To fully leverage AI-assisted development, the first step is to approach code co-generation with open eyes. Organizations must acknowledge and actively counter the human biases that lead to overconfidence in AI-generated content. The data says that LLMs are fallible and likely to introduce just as many (if not more) security flaws as their human counterparts, but it's up to the developers to heed that important warning.
Developers must also understand that the quality of AI-generated code is only as good as the dataset on which it was trained. If the training data includes vulnerable open-source code, those vulnerabilities will likely surface in the generated output. Using curated datasets known to include more secure code and incorporating security considerations into any GenAI prompts are important steps that will help developers ensure a foundation of secure AI co-generation.
The increased velocity of vulnerability introduction has already gone beyond what human remediation can handle. Veracode's State of Software Security Report (SoSS) found that only 20% of applications achieve a monthly fix rate exceeding 10% of identified flaws. Persistent high-severity vulnerabilities, or "security debt" (i.e., security flaws in code that are unfixed for more than one year), continue to accumulate as a result. As that debt adds up, it leads to more compliance risks, security alerts and quality issues.

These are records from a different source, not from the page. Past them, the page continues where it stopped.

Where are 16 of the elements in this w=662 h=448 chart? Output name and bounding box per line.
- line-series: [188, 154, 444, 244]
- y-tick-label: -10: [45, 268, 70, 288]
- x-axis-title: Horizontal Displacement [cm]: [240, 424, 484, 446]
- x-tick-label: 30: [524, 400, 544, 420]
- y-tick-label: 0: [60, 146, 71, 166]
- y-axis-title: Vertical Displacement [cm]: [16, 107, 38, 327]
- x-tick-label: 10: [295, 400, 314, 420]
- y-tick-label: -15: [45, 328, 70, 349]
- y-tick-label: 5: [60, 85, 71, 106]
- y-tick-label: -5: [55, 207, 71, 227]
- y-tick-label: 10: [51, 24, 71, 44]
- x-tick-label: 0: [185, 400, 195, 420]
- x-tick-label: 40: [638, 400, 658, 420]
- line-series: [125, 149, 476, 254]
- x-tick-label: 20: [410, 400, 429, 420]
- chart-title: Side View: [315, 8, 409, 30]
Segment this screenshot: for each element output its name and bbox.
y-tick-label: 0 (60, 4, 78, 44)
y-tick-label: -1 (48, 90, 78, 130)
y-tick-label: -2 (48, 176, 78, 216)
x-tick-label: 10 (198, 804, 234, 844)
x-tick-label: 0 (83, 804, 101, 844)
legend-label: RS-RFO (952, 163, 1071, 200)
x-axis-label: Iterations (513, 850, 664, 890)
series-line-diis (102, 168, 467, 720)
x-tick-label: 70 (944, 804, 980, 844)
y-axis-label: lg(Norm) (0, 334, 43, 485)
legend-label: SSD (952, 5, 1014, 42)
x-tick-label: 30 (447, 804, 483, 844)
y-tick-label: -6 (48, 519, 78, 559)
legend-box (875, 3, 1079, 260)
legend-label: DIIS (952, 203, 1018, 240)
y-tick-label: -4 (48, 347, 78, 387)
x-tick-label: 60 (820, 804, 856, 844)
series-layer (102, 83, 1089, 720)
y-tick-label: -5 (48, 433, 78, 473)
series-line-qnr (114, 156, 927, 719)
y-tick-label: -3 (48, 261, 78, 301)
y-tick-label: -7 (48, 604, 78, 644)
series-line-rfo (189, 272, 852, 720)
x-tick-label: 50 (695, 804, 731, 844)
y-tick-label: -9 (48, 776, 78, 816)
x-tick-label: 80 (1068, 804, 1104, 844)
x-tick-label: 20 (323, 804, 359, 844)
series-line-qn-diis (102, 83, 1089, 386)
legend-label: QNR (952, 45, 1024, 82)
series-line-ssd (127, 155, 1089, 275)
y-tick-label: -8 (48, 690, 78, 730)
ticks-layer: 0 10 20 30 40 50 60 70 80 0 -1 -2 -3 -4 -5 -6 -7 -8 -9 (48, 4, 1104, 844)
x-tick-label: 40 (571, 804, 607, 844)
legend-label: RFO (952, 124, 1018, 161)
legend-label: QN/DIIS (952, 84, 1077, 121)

The only way to keep pace is to fight fire with fire in the form of AI-assisted remediation tools. These solutions offer a way to address security issues without expanding development teams or diverting their focus from core objectives. As GenAI reshapes software development, security automation will become increasingly essential. From vulnerability detection to automated fixes, integrating AI into the security pipeline will ensure a balance between speed and security.
Developers will use GenAI as part of the software development process moving forward. The industry is simply too competitive to leave that bump in productivity on the table. But companies need to take a realistic approach, which means a complete reevaluation of security practices to address the risks inherent in AI-generated code.
By automating security processes and leveraging AI-powered remediation tools, developers can harness the full potential of GenAI while maintaining robust security standards. The era of GenAI demands faster code development and smarter, AI-driven security measures to ensure that the threat of vulnerability proliferation is kept in check.